今野敏『カットバック 警視庁FCII』(講談社文庫)

 特命を受けたFC室が警護する人気刑事映画のロケ現場。潜入捜査官役の俳優が脚本通りの場所で殺された。女性新署長率いる所轄の大森署、捜査一課も合流し捜査が進む。作品のためなんとしても撮影を続行したい俳優やロケ隊。それぞれの「現場」で命を削る者達がせめぎ合う中、犯人を捕えることができるのか。(粗筋紹介より引用)
 2018年4月、毎日新聞出版より単行本刊行。2020年4月、講談社ノベルスより刊行。2021年4月、文庫化。

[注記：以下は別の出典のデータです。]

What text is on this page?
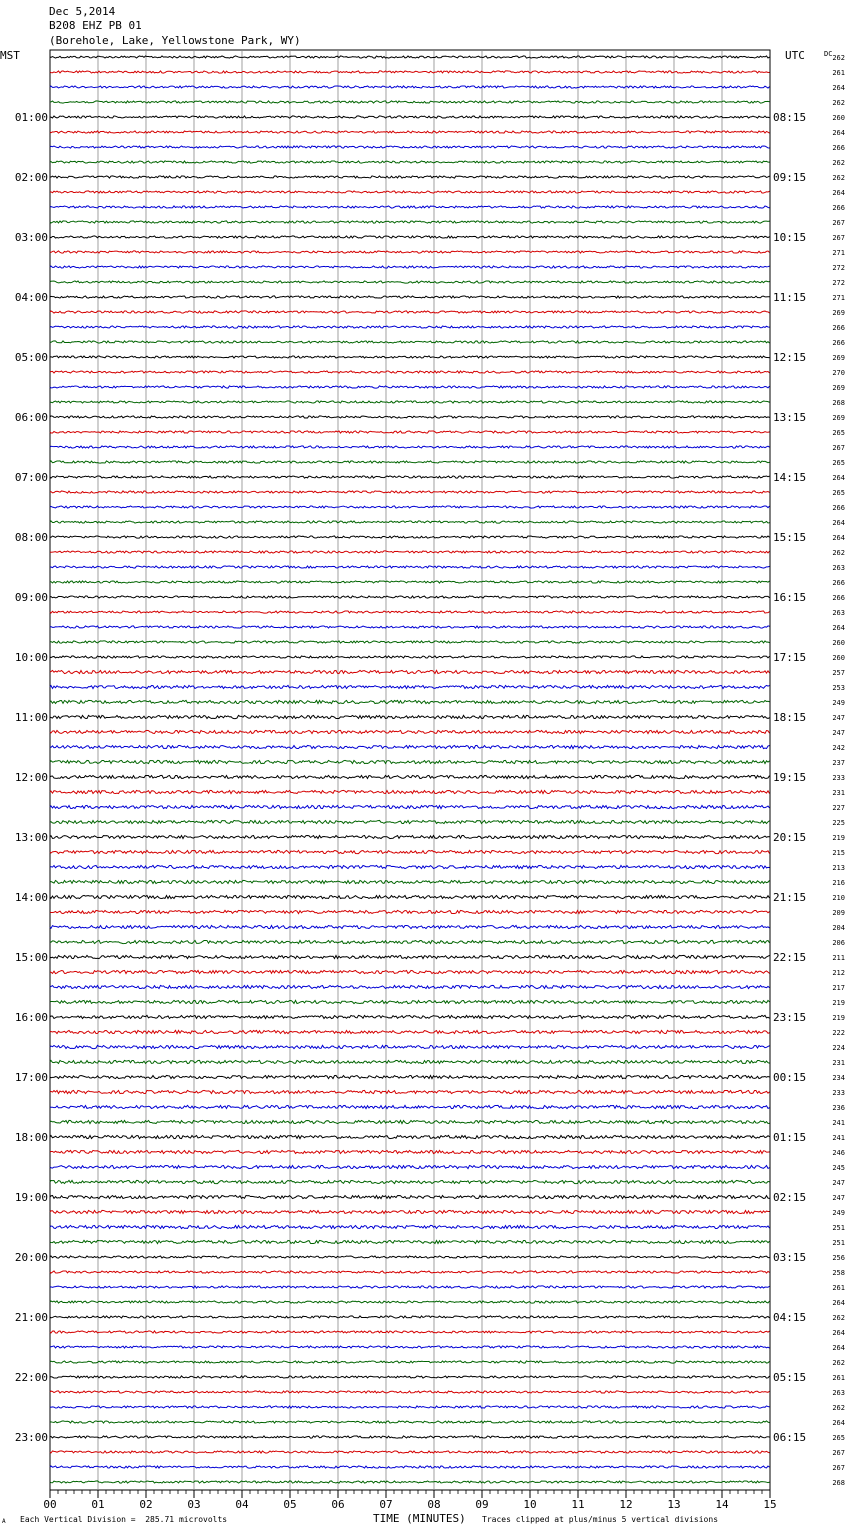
Dec 5,2014
B208 EHZ PB 01
(Borehole, Lake, Yellowstone Park, WY)
MST	UTC	DC 262
261
264
262
260
264
266
262
262
264
266
267
267
271
272
272
271
269
266
266
269
270
269
268
269
265
267
265
264
265
266
264
264
262
263
266
266
263
264
260
260
257
253
249
247
247
242
237
233
231
227
225
219
215
213
216
210
209
204
206
211
212
217
219
219
222
224
231
234
233
236
241
241
246
245
247
247
249
251
251
256
258
261
264
262
264
264
262
261
263
262
264
265
267
267
268
01:00
02:00
03:00
04:00
05:00
06:00
07:00
08:00
09:00
10:00
11:00
12:00
13:00
14:00
15:00
16:00
17:00
18:00
19:00
20:00
21:00
22:00
23:00
08:15
09:15
10:15
11:15
12:15
13:15
14:15
15:15
16:15
17:15
18:15
19:15
20:15
21:15
22:15
23:15
00:15
01:15
02:15
03:15
04:15
05:15
06:15
00	01	02	03	04	05	06	07	08	09	10	11	12	13	14	15
TIME (MINUTES)
Each Vertical Division =  285.71 microvolts	Traces clipped at plus/minus 5 vertical divisions
A
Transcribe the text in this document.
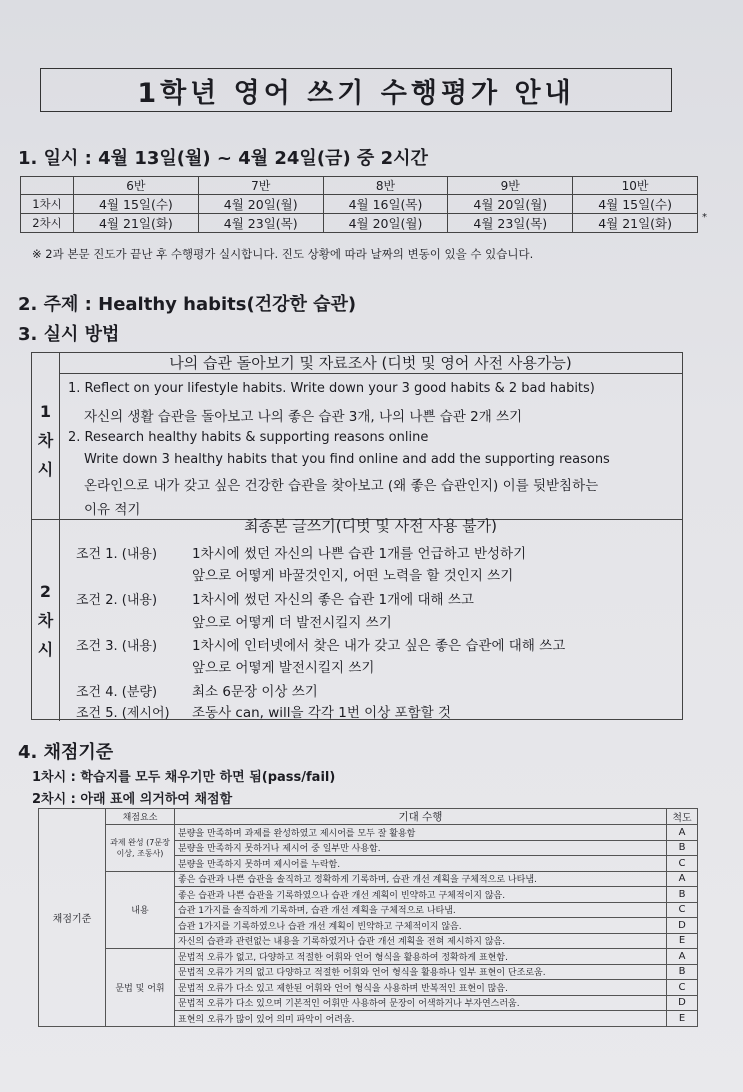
1학년 영어 쓰기 수행평가 안내
1. 일시 : 4월 13일(월) ~ 4월 24일(금) 중 2시간
	6반	7반	8반	9반	10반
1차시	4월 15일(수)	4월 20일(월)	4월 16일(목)	4월 20일(월)	4월 15일(수)
2차시	4월 21일(화)	4월 23일(목)	4월 20일(월)	4월 23일(목)	4월 21일(화)	*
※ 2과 본문 진도가 끝난 후 수행평가 실시합니다. 진도 상황에 따라 날짜의 변동이 있을 수 있습니다.
2. 주제 : Healthy habits(건강한 습관)
3. 실시 방법
1
차
시
나의 습관 돌아보기 및 자료조사 (디벗 및 영어 사전 사용가능)
1. Reflect on your lifestyle habits. Write down your 3 good habits & 2 bad habits)
자신의 생활 습관을 돌아보고 나의 좋은 습관 3개, 나의 나쁜 습관 2개 쓰기
2. Research healthy habits & supporting reasons online
Write down 3 healthy habits that you find online and add the supporting reasons
온라인으로 내가 갖고 싶은 건강한 습관을 찾아보고 (왜 좋은 습관인지) 이를 뒷받침하는
이유 적기
2
차
시
최종본 글쓰기(디벗 및 사전 사용 불가)
조건 1. (내용)	1차시에 썼던 자신의 나쁜 습관 1개를 언급하고 반성하기
앞으로 어떻게 바꿀것인지, 어떤 노력을 할 것인지 쓰기
조건 2. (내용)	1차시에 썼던 자신의 좋은 습관 1개에 대해 쓰고
앞으로 어떻게 더 발전시킬지 쓰기
조건 3. (내용)	1차시에 인터넷에서 찾은 내가 갖고 싶은 좋은 습관에 대해 쓰고
앞으로 어떻게 발전시킬지 쓰기
조건 4. (분량)	최소 6문장 이상 쓰기
조건 5. (제시어) 조동사 can, will을 각각 1번 이상 포함할 것
4. 채점기준
1차시 : 학습지를 모두 채우기만 하면 됨(pass/fail)
2차시 : 아래 표에 의거하여 채점함
채점기준	채점요소	기대 수행	척도
	과제 완성 (7문장이상, 조동사)	분량을 만족하며 과제를 완성하였고 제시어를 모두 잘 활용함	A
		분량을 만족하지 못하거나 제시어 중 일부만 사용함.	B
		분량을 만족하지 못하며 제시어를 누락함.	C
	내용	좋은 습관과 나쁜 습관을 솔직하고 정확하게 기록하며, 습관 개선 계획을 구체적으로 나타냄.	A
		좋은 습관과 나쁜 습관을 기록하였으나 습관 개선 계획이 빈약하고 구체적이지 않음.	B
		습관 1가지를 솔직하게 기록하며, 습관 개선 계획을 구체적으로 나타냄.	C
		습관 1가지를 기록하였으나 습관 개선 계획이 빈약하고 구체적이지 않음.	D
		자신의 습관과 관련없는 내용을 기록하였거나 습관 개선 계획을 전혀 제시하지 않음.	E
	문법 및 어휘	문법적 오류가 없고, 다양하고 적절한 어휘와 언어 형식을 활용하여 정확하게 표현함.	A
		문법적 오류가 거의 없고 다양하고 적절한 어휘와 언어 형식을 활용하나 일부 표현이 단조로움.	B
		문법적 오류가 다소 있고 제한된 어휘와 언어 형식을 사용하며 반복적인 표현이 많음.	C
		문법적 오류가 다소 있으며 기본적인 어휘만 사용하여 문장이 어색하거나 부자연스러움.	D
		표현의 오류가 많이 있어 의미 파악이 어려움.	E
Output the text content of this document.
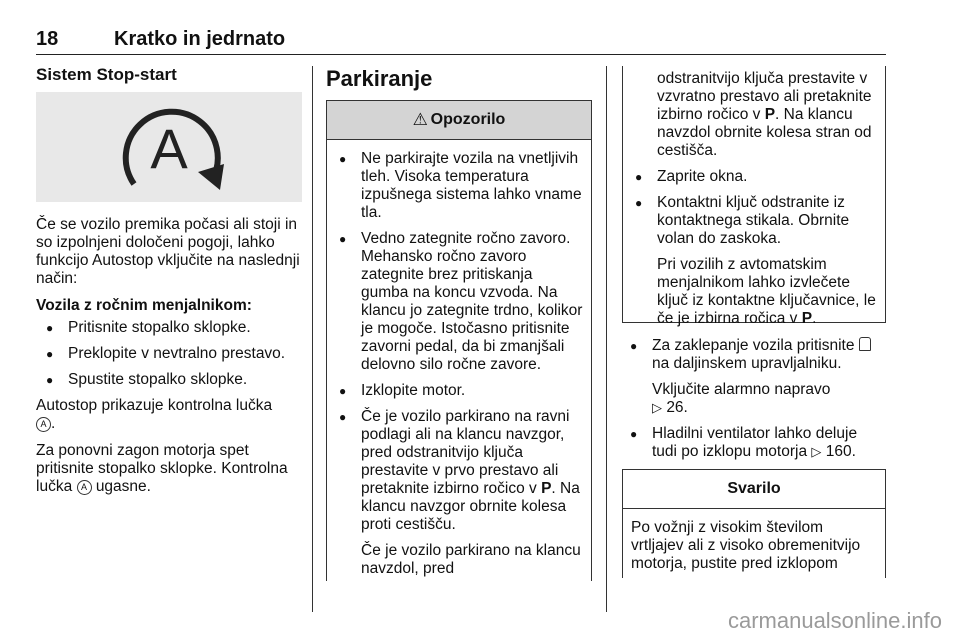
18	Kratko in jedrnato
Sistem Stop-start
A

Če se vozilo premika počasi ali stoji in so izpolnjeni določeni pogoji, lahko funkcijo Autostop vključite na naslednji način:

Vozila z ročnim menjalnikom:
● Pritisnite stopalko sklopke.
● Preklopite v nevtralno prestavo.
● Spustite stopalko sklopke.

Autostop prikazuje kontrolna lučka
A .

Za ponovni zagon motorja spet pritisnite stopalko sklopke. Kontrolna lučka A ugasne.

Parkiranje
⚠ Opozorilo
● Ne parkirajte vozila na vnetljivih tleh. Visoka temperatura izpušnega sistema lahko vname tla.
● Vedno zategnite ročno zavoro. Mehansko ročno zavoro zategnite brez pritiskanja gumba na koncu vzvoda. Na klancu jo zategnite trdno, kolikor je mogoče. Istočasno pritisnite zavorni pedal, da bi zmanjšali delovno silo ročne zavore.
● Izklopite motor.
● Če je vozilo parkirano na ravni podlagi ali na klancu navzgor, pred odstranitvijo ključa prestavite v prvo prestavo ali pretaknite izbirno ročico v P. Na klancu navzgor obrnite kolesa proti cestišču.
Če je vozilo parkirano na klancu navzdol, pred
odstranitvijo ključa prestavite v vzvratno prestavo ali pretaknite izbirno ročico v P. Na klancu navzdol obrnite kolesa stran od cestišča.
● Zaprite okna.
● Kontaktni ključ odstranite iz kontaktnega stikala. Obrnite volan do zaskoka.
Pri vozilih z avtomatskim menjalnikom lahko izvlečete ključ iz kontaktne ključavnice, le če je izbirna ročica v P.
● Za zaklepanje vozila pritisnite  na daljinskem upravljalniku.
Vključite alarmno napravo
▷ 26.
● Hladilni ventilator lahko deluje tudi po izklopu motorja ▷ 160.
Svarilo
Po vožnji z visokim številom vrtljajev ali z visoko obremenitvijo motorja, pustite pred izklopom
carmanualsonline.info
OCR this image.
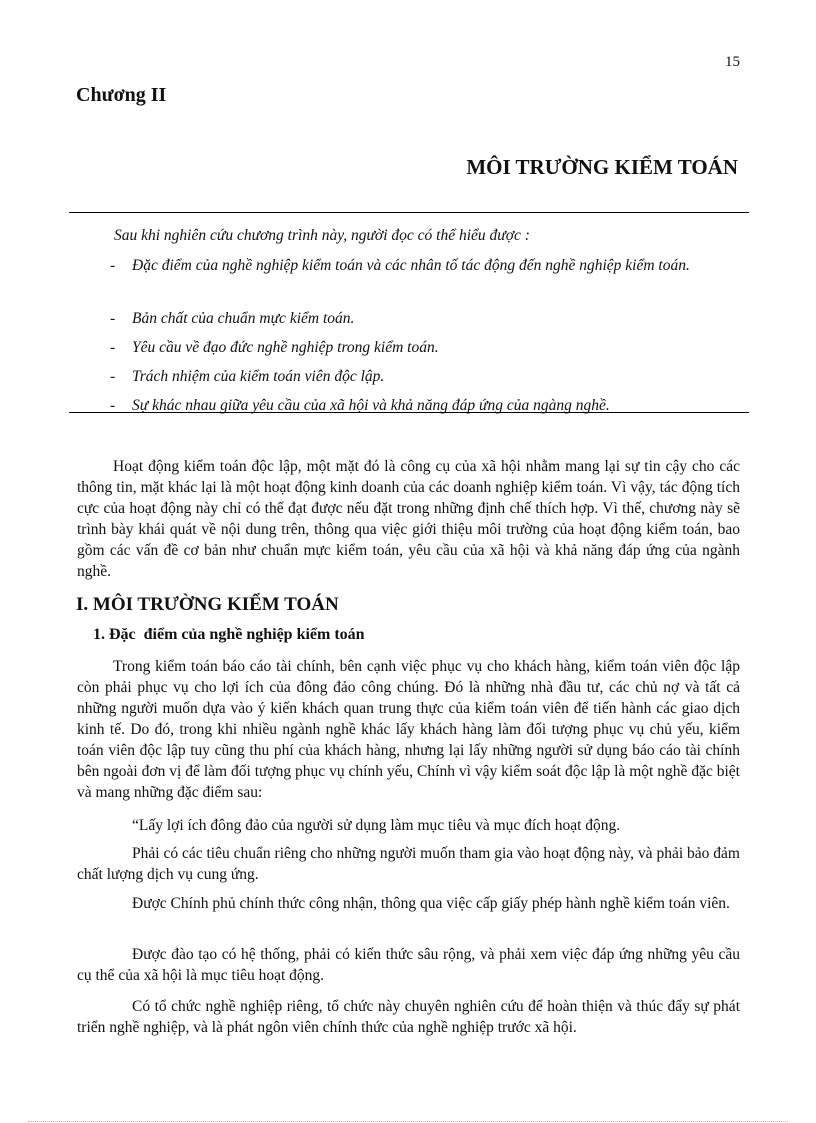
15
Chương II
MÔI TRƯỜNG KIỂM TOÁN

Sau khi nghiên cứu chương trình này, người đọc có thể hiểu được :

- Đặc điểm của nghề nghiệp kiểm toán và các nhân tố tác động đến nghề nghiệp kiểm toán.
- Bản chất của chuẩn mực kiểm toán.
- Yêu cầu về đạo đức nghề nghiệp trong kiểm toán.
- Trách nhiệm của kiểm toán viên độc lập.
- Sự khác nhau giữa yêu cầu của xã hội và khả năng đáp ứng của ngàng nghề.

Hoạt động kiểm toán độc lập, một mặt đó là công cụ của xã hội nhằm mang lại sự tin cậy cho các thông tin, mặt khác lại là một hoạt động kinh doanh của các doanh nghiệp kiểm toán. Vì vậy, tác động tích cực của hoạt động này chỉ có thể đạt được nếu đặt trong những định chế thích hợp. Vì thế, chương này sẽ trình bày khái quát về nội dung trên, thông qua việc giới thiệu môi trường của hoạt động kiểm toán, bao gồm các vấn đề cơ bản như chuẩn mực kiểm toán, yêu cầu của xã hội và khả năng đáp ứng của ngành nghề.

I. MÔI TRƯỜNG KIỂM TOÁN
1. Đặc  điểm của nghề nghiệp kiểm toán

Trong kiểm toán báo cáo tài chính, bên cạnh việc phục vụ cho khách hàng, kiểm toán viên độc lập còn phải phục vụ cho lợi ích của đông đảo công chúng. Đó là những nhà đầu tư, các chủ nợ và tất cả những người muốn dựa vào ý kiến khách quan trung thực của kiểm toán viên để tiến hành các giao dịch kinh tế. Do đó, trong khi nhiều ngành nghề khác lấy khách hàng làm đối tượng phục vụ chủ yếu, kiểm toán viên độc lập tuy cũng thu phí của khách hàng, nhưng lại lấy những người sử dụng báo cáo tài chính bên ngoài đơn vị để làm đối tượng phục vụ chính yếu, Chính vì vậy kiểm soát độc lập là một nghề đặc biệt và mang những đặc điểm sau:

“Lấy lợi ích đông đảo của người sử dụng làm mục tiêu và mục đích hoạt động.

Phải có các tiêu chuẩn riêng cho những người muốn tham gia vào hoạt động này, và phải bảo đảm chất lượng dịch vụ cung ứng.

Được Chính phủ chính thức công nhận, thông qua việc cấp giấy phép hành nghề kiểm toán viên.

Được đào tạo có hệ thống, phải có kiến thức sâu rộng, và phải xem việc đáp ứng những yêu cầu cụ thể của xã hội là mục tiêu hoạt động.

Có tổ chức nghề nghiệp riêng, tổ chức này chuyên nghiên cứu để hoàn thiện và thúc đẩy sự phát triển nghề nghiệp, và là phát ngôn viên chính thức của nghề nghiệp trước xã hội.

 「FC室」は、フィルムコミッション室のこと。映画やドラマの撮影の際に、ロケ現場で様々な便宜を図っている。室長は長門達男、40歳の警視。元は通信指令本部の管理官。他は組織犯罪対策部組対四課(マル暴)の巡査部長、山岡諒一35歳。交通部交通機動隊の白バイライダー、服部靖彦32歳。交通部都市交通対策課の島原静香25歳。そして地域部地域総務課の楠木肇28歳。長門以外は兼務。主人公、そして語り手は楠木と書いて「くすき」と呼ぶ、まるでやる気なしの男である。
 今回の任務は、伊達弘樹と柴崎省一主演の人気テレビドラマ『危険なバディー』の二十周年記念映画を大田区昭和島で撮影するので、その対応をすること。大田区昭和島の所轄は大森署。ということで、大森署の面々と遭遇することになる。
 まあ、この大森署が出てくるので、第一作の『警視庁FC』をすっ飛ばして本作を手に取った。竜崎伸也署長の後任である美貌の女性キャリア、藍本百合子が登場。他にも貝沼副署長、斎藤警務課課長、関本刑事組織対策課課長、久米地域課課長、芦田警備課長、篠崎交通課長、小松係長も登場。貝沼を除いて、藍本所長にデレデレしている姿はちょっとと思ってしまうのだが……。
 俳優が殺されて、戸高が登場。他にも警視庁捜査一課の田端捜査一課課長、池谷管理官、佐治基彦係長、矢口刑事が登場。田端課長は隠蔽捜査やほかのシリーズにも登場し、他3人は安積班シリーズの登場人物である(というのは、解説を読んで初めて知った)。戸高は矢口と一緒に行動するのだが、エリート意識が強いわりに全然使えないので、案内役として同行しているはずの楠木にばかり意見を聞くところは面白い。
 脚本通りの場所、映画の衣装を着て殺されているところからロケ班の中に犯人がいると思われるも、容疑者がどんどん増えていくところはまあまあ楽しめる。モデルにそっくりすぎる口調や行動などは、やりすぎじゃないかと思うのだが。
 第一作を読まなくても、特に支障はない。まあ、謎解きの面白さや、刑事小説としてのドラマは特にない。個人的には隠蔽捜査シリーズの登場人物が出てきたから、まあまあ楽しめた、という程度。それでも、何も考えずに時間つぶしに読むことに徹すれば、それなりに面白くは読めた。